The Tax Round: Winter edition 2023

Welcome to the Winter edition of the Tax Round, where we have handpicked a selection of interesting tax news, insights and updates, that we hope you will enjoy reading as well as as well as some key diary dates to take note of.

In this Winter edition:

Our tax articles include the following:

If you need any further guidance or information on any of the topics covered in this newsletter, or would like to discuss your personal tax and accounting matters, do get in touch Mark Moore or Marina Trinchese who will be happy to assist you. 

Happy reading!

Your complete guide to the Autumn Statement

On 22 November the Chancellor unveiled an ‘Autumn Statement for Growth’, emphasising the importance of stimulating economic growth in the UK, against the backdrop of improving economic conditions.

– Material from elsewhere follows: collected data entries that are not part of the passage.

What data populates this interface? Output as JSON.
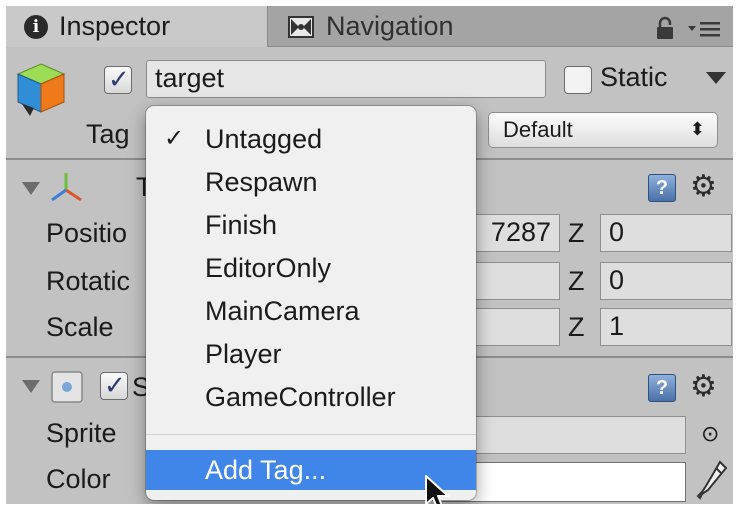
{
  "tabs": {
    "inspector": "Inspector",
    "navigation": "Navigation"
  },
  "icons": {
    "info": "i",
    "help": "?",
    "gear": "⚙",
    "check": "✓",
    "picker": "⊙"
  },
  "gameobject": {
    "name": "target",
    "static_label": "Static",
    "tag_label": "Tag",
    "layer_label": "r",
    "layer_value": "Default",
    "layer_arrows": "⬍"
  },
  "transform": {
    "title_fragment": "T",
    "position_label": "Positio",
    "rotation_label": "Rotatic",
    "scale_label": "Scale",
    "position_x_fragment": "7287",
    "position_z": "0",
    "rotation_z": "0",
    "scale_z": "1",
    "z_label": "Z"
  },
  "sprite_renderer": {
    "title_fragment": "S",
    "sprite_label": "Sprite",
    "sprite_value_fragment": "et",
    "color_label": "Color",
    "color_value": "#ffffff"
  },
  "tag_dropdown": {
    "items": [
      "Untagged",
      "Respawn",
      "Finish",
      "EditorOnly",
      "MainCamera",
      "Player",
      "GameController"
    ],
    "selected": "Untagged",
    "add_tag": "Add Tag..."
  },
  "colors": {
    "highlight": "#3f86e8",
    "panel": "#c2c2c2",
    "tabbar": "#a4a4a4"
  }
}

The Chancellor introduced 110 measures designed to support businesses, underscoring a commitment to fostering expansion. Notable elements of the statement included significant changes to National Insurance and the reform of work-related state benefits. 

Read more and download guide.

One widget or two? Covid support payments still on HMRC’s radar

With support schemes having lost between £3.3 billion and £7.3 billion to error and fraud, HMRC isn’t letting go now.

It’s still checking that claims under schemes like the Coronavirus Job Retention Scheme (CJRS or furlough scheme), met all necessary conditions.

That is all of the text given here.